GSA Connects 2022 meeting in Denver, Colorado

Paper No. 204-9
Presentation Time: 2:00 PM-6:00 PM

QUANTITATIVE INTERPRETATION OF TIME-LAPSE SEISMIC MONITORING UTILIZING VSP DATA FROM FARNSWORTH FIELD UNIT: ROCK PHYSICS AND WAVEFORM MODELING


ACHEAMPONG, Samuel Appiah, Petroleum Recovery Research Center, New Mexico Institute of Mining and Technology, 801 Leroy Place. P.O. Box 3677, Socorro, NM 87801 and AMPOMAH, William, Petroleum Recovery Research Center, New Mexico Tech, Socorro, NM 87801

This study examines the impact of CO2-WAG (water-alternating-gas) cycle on the seismic properties of a saturated reservoir rock by adopting a systematic fluid substitution workflow. The selected study site is the five-spot injection pattern within an active CO2-enhanced oil recovery process at the Farnsworth field unit, Texas. Actual time-lapse Vertical Seismic Profile (VSP) measurements were acquired from the field to monitor the movement of CO2 in the reservoir by looking at the changes in the seismic properties of the rock-fluid system.

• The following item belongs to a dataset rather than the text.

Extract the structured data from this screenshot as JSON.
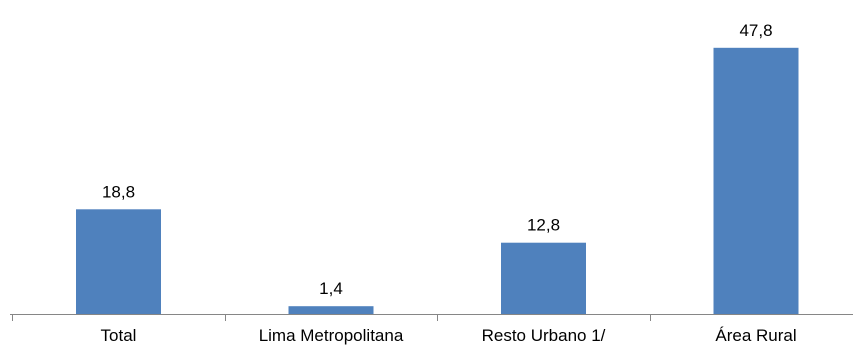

In this work, we present the current status of the reservoir fluid and rock physics studies which are fundamental to the interpretation and integration of time-lapse seismic data for reservoir surveillance. A Petro-Elastic Model (PEM) was developed to relate the changes in the elastic properties to the petrophysical properties of the saturated rock. A comprehensive fluid analysis and rock physics modeling was performed using the site characterization data and results from the reservoir modeling studies. The results of the fluid studies were combined with the output from the rock-physics analysis to forward model the seismic velocities using Biot-Gassmann’s equation. Measured time-lapse compressional velocities, inverted from the field VSP, formed the observed datasets for the study. An assisted history matching workflow was applied to calibrate the simulated velocities using the field time-lapse seismic velocity measurements. The mismatch between the predicted and measured time-lapse velocities were minimized iteratively using a trained neural network proxy (ANN) coupled with a Particle Swarm Optimizer (PSO). The results from the simulation study indicated that the changes in the seismic velocities were negligible. Gassmann’s fluid substitution modeling results showed that the rock framework excessively masked the subtle changes in the reservoir fluid properties. The inclusion of the rock matrix in the Fluid substitution resulted in a P-wave velocity change below 1%. As a result, seismic waveforms were generated to evaluate the impact of CO2 injection on the reflection amplitudes and traveltimes. The waveforms generated for the simulated and the actual time-lapse VSP revealed minimal amplitude differences for the baseline-monitor survey pairs.